La réforme aura aussi un impact au niveau de la sélection en entrée de cursus. Si l’accompagnement d’une classe de 48 élèves n’est pas valorisé par rapport à celui d’une classe de 35 élèves, la tendance ira naturellement à la baisse des effectifs. Nous craignons que cette mesure conduise les CPGE à recalibrer leurs recrutements. En effet les équipes pédagogiques seront inévitablement tentées de réduire les effectifs des classes, effectifs désormais sans impact sur la rémunération de l’enseignant et pourtant toujours étroitement liés à sa charge de travail. Cette diminution des effectifs introduira inévitablement une sélection accrue. Alors que beaucoup trop régulièrement qualifiées à tort de formations élitistes et coûteuses, les CPGE risquent aujourd’hui, contre leur gré, de bel et bien le devenir. La formation d’une classe de 36 élèves ne coûte pas beaucoup moins que la formation d’une classe de 48. Nous sommes ici en train d’augmenter artificiellement le coût par élève de la formation en CPGE en réduisant les effectifs des classes, coût qui ne manquera pas d’être dénoncé par les opposants aux CPGE. Les élèves ingénieurs venant des CPGE ne veulent ni de cette augmentation des coûts ni de l’augmentation de la sélectivité de leur filière.

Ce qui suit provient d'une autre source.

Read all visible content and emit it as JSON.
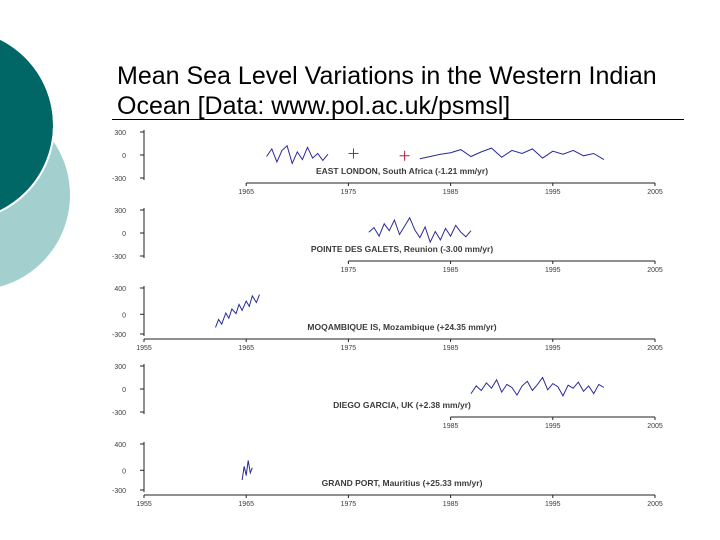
{
  "slide": {
    "title": "Mean Sea Level Variations in the Western Indian Ocean [Data: www.pol.ac.uk/psmsl]",
    "colors": {
      "accent_dark": "#006666",
      "accent_light": "#a3cfcf",
      "series": "#2a2a9a",
      "gap_marks": "#b02040",
      "text": "#3c3c3c",
      "axis": "#222222"
    }
  },
  "chart_data": [
    {
      "type": "line",
      "label": "EAST LONDON, South Africa (-1.21 mm/yr)",
      "yticks": [
        300,
        0,
        -300
      ],
      "ylim": [
        -300,
        300
      ],
      "xticks": [
        1965,
        1975,
        1985,
        1995,
        2005
      ],
      "xtick_labels": [
        "1965",
        "1975",
        "1985",
        "1995",
        "2005"
      ],
      "xlim": [
        1955,
        2005
      ],
      "series": [
        {
          "x": [
            1967,
            1967.5,
            1968,
            1968.5,
            1969,
            1969.5,
            1970,
            1970.5,
            1971,
            1971.5,
            1972,
            1972.5,
            1973
          ],
          "y": [
            -20,
            80,
            -90,
            60,
            120,
            -110,
            40,
            -60,
            100,
            -40,
            20,
            -70,
            10
          ]
        },
        {
          "x": [
            1982,
            1983,
            1984,
            1985,
            1986,
            1987,
            1988,
            1989,
            1990,
            1991,
            1992,
            1993,
            1994,
            1995,
            1996,
            1997,
            1998,
            1999,
            2000
          ],
          "y": [
            -50,
            -20,
            10,
            30,
            70,
            -20,
            40,
            90,
            -30,
            60,
            20,
            80,
            -40,
            50,
            10,
            60,
            -10,
            20,
            -60
          ]
        }
      ],
      "gap_marks": [
        {
          "x": 1975.5,
          "y": 20
        },
        {
          "x": 1980.5,
          "y": -10
        }
      ]
    },
    {
      "type": "line",
      "label": "POINTE DES GALETS, Reunion (-3.00 mm/yr)",
      "yticks": [
        300,
        0,
        -300
      ],
      "ylim": [
        -300,
        300
      ],
      "xticks": [
        1975,
        1985,
        1995,
        2005
      ],
      "xtick_labels": [
        "1975",
        "1985",
        "1995",
        "2005"
      ],
      "xlim": [
        1955,
        2005
      ],
      "series": [
        {
          "x": [
            1977,
            1977.5,
            1978,
            1978.5,
            1979,
            1979.5,
            1980,
            1980.5,
            1981,
            1981.5,
            1982,
            1982.5,
            1983,
            1983.5,
            1984,
            1984.5,
            1985,
            1985.5,
            1986,
            1986.5,
            1987
          ],
          "y": [
            10,
            70,
            -40,
            120,
            30,
            170,
            -20,
            90,
            200,
            40,
            -60,
            80,
            -120,
            20,
            -90,
            60,
            -40,
            100,
            10,
            -50,
            30
          ]
        }
      ]
    },
    {
      "type": "line",
      "label": "MOQAMBIQUE IS, Mozambique (+24.35 mm/yr)",
      "yticks": [
        400,
        0,
        -300
      ],
      "ylim": [
        -300,
        400
      ],
      "xticks": [
        1955,
        1965,
        1975,
        1985,
        1995,
        2005
      ],
      "xtick_labels": [
        "1955",
        "1965",
        "1975",
        "1985",
        "1995",
        "2005"
      ],
      "xlim": [
        1955,
        2005
      ],
      "series": [
        {
          "x": [
            1962,
            1962.3,
            1962.6,
            1963,
            1963.3,
            1963.6,
            1964,
            1964.3,
            1964.6,
            1965,
            1965.3,
            1965.6,
            1966,
            1966.3
          ],
          "y": [
            -200,
            -80,
            -150,
            20,
            -60,
            80,
            10,
            150,
            60,
            200,
            120,
            280,
            180,
            300
          ]
        }
      ]
    },
    {
      "type": "line",
      "label": "DIEGO GARCIA, UK (+2.38 mm/yr)",
      "yticks": [
        300,
        0,
        -300
      ],
      "ylim": [
        -300,
        300
      ],
      "xticks": [
        1985,
        1995,
        2005
      ],
      "xtick_labels": [
        "1985",
        "1995",
        "2005"
      ],
      "xlim": [
        1955,
        2005
      ],
      "series": [
        {
          "x": [
            1987,
            1987.5,
            1988,
            1988.5,
            1989,
            1989.5,
            1990,
            1990.5,
            1991,
            1991.5,
            1992,
            1992.5,
            1993,
            1993.5,
            1994,
            1994.5,
            1995,
            1995.5,
            1996,
            1996.5,
            1997,
            1997.5,
            1998,
            1998.5,
            1999,
            1999.5,
            2000
          ],
          "y": [
            -60,
            40,
            -20,
            80,
            10,
            120,
            -40,
            60,
            20,
            -80,
            40,
            100,
            -20,
            60,
            150,
            -10,
            70,
            30,
            -90,
            50,
            10,
            90,
            -30,
            40,
            -60,
            60,
            20
          ]
        }
      ]
    },
    {
      "type": "line",
      "label": "GRAND PORT, Mauritius (+25.33 mm/yr)",
      "yticks": [
        400,
        0,
        -300
      ],
      "ylim": [
        -300,
        400
      ],
      "xticks": [
        1955,
        1965,
        1975,
        1985,
        1995,
        2005
      ],
      "xtick_labels": [
        "1955",
        "1965",
        "1975",
        "1985",
        "1995",
        "2005"
      ],
      "xlim": [
        1955,
        2005
      ],
      "series": [
        {
          "x": [
            1964.6,
            1964.8,
            1965,
            1965.2,
            1965.4,
            1965.6
          ],
          "y": [
            -150,
            60,
            -80,
            150,
            -40,
            40
          ]
        }
      ]
    }
  ]
}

Enfin, une diminution des entrées entraîne obligatoirement une diminution du nombre d’étudiants sortants. Les écoles d’ingénieur, qui, nous le rappelons, recrutent 41% de leurs étudiants en CPGE pourraient se retrouver avec des effectifs incomplets. Elles seront alors bientôt dans l’incapacité de répondre aux besoins du monde professionnel. Actuellement 32000 ingénieurs sont diplômés par an. D’une telle réforme pourtant en apparence bien en amont de la filière ingénieur s’ensuivra une perte colossale pour le dynamisme pour l’ensemble de la filière.